Губы Навьего существа медленно изогнулись в ответной улыбке. Язвительной, нахальной.
— Кровью пахнешь, человек, своей кровью. Паскудная она у тебя, горит, шальная…
— Что бы ты знала, нечисть водная. — Челюсть с хрустом щелкнула, когда Елизаров раздраженно сжал зубы. Чего ещё ждать от водяного? Ему не стоило начинать разговор, следовало сразу ехать прочь. Руки вернулись к колесам, он успел проехать с метр, когда за спиной послышался смешок, голос Навьего существа мягким шипением обволок кожу, приподнял на ней волоски дыбом.
— Приведет тебя нужда ко мне, человек, заставит подобраться поближе. И тогда ты пожалеешь о брошенном слове, уж я-то твою злость остужу, притоплю…
Он только хмыкнул, вжал в плечи голову, когда с очередным всплеском в затылок ударился набольшая круглая галька. Место удара заныло, зато на душе потеплело, Елизаров ощерился, поднимая взгляд на волнующиеся ветви ив. Нужно было возвращаться обратно к избе, натруженные руки ныли, а впереди предстоит долгая дорога.
Сейчас он выслушает нытье и нравоучения Бестужева, позволит ему залить распухшие костяшки перекисью, а затем путь и воспоминания о малахитнице сожрут все другие мысли.
Так оно и будет, воспоминания об Агидель очень быстро вышвырнет из головы. Славик размеренно ехал вперед, в спину летела галька пытающегося разозлить его водяного, а перед глазами стоял опущенный взгляд и прозрачная слезинка, сорвавшаяся с длинных медовых ресниц.
[1] Старославянское ругательство. Распутная женщина.
[2] Природные водные углубления, в которых обитают сомы
Глава 7
Впервые математические вычисления смекалистого Бестужева дали сбой — путь занял шесть часов вместо положенных девяти. И горящие ладони Елизарова этому были невероятно рады.
Дорога не стелилась полосой по ровным полям, она загибалась, спускалась с мягких холмов, размеренно поднималась под горку. На проверку спусков оказалось куда больше. Окутанных мягким запахом увядающих цветков клевера, разукрашенных в белый и пестрящий розовый. Всё вокруг цвело. Ненавязчивый аромат цветов, мирный гул пролетающих мимо пчел и мохнатых шмелей, легкий ветер, щекочущий разгоряченную загоревшую кожу. Голова оставалась легкой, пустой. Глядя на простирающийся вокруг мир, Елизаров верил, что всё у них непременно получится.

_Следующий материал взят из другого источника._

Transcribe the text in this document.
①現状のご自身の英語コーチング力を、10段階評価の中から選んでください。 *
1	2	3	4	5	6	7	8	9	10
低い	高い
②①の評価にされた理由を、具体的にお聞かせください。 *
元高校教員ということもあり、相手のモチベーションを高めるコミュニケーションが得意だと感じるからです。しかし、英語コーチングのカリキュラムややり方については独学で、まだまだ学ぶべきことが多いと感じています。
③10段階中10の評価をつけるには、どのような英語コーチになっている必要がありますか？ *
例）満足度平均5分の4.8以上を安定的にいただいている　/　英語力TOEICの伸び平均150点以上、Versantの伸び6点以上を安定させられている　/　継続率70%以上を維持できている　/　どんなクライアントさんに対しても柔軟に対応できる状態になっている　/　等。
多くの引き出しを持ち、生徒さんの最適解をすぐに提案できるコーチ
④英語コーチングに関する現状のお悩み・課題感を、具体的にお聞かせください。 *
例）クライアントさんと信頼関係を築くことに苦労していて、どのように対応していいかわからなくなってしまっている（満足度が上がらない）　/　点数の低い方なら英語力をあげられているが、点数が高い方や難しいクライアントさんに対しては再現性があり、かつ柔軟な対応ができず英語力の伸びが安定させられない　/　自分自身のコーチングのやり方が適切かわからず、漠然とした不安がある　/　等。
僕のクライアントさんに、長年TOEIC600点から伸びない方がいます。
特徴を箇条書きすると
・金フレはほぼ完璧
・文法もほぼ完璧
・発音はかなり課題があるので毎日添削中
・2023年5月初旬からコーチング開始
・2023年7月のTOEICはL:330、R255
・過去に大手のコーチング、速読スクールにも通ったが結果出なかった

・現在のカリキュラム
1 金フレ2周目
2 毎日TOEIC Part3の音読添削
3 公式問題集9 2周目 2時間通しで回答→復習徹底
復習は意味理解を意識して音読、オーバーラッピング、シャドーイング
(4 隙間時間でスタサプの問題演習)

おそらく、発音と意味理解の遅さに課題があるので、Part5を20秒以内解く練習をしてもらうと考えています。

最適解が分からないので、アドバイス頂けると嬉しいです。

Инвалидное кресло ехало сложнее привычного: колеса норовили попасть в короткие выемки, наехать на камень покрупнее. Чувствовался лишний вес — сзади покачивались намертво прикрученные изолентой к ручкам кресла рюкзаки с одеждой и сумка с походной палаткой. Саша бодро шагал рядом, поправляя врезающиеся в плечи лямки портфеля. Стеклянные банки громко позвякивали о консервы с тушенкой, но везти и эту ношу он ему, якобы, не доверил. На деле же удручающе сочувственный взгляд то и дело возвращался к его потеющим ладоням, на который Славик дул и вытирал о шорты, периодически останавливаясь. Молчание их не тяготило, каждый думал о своём.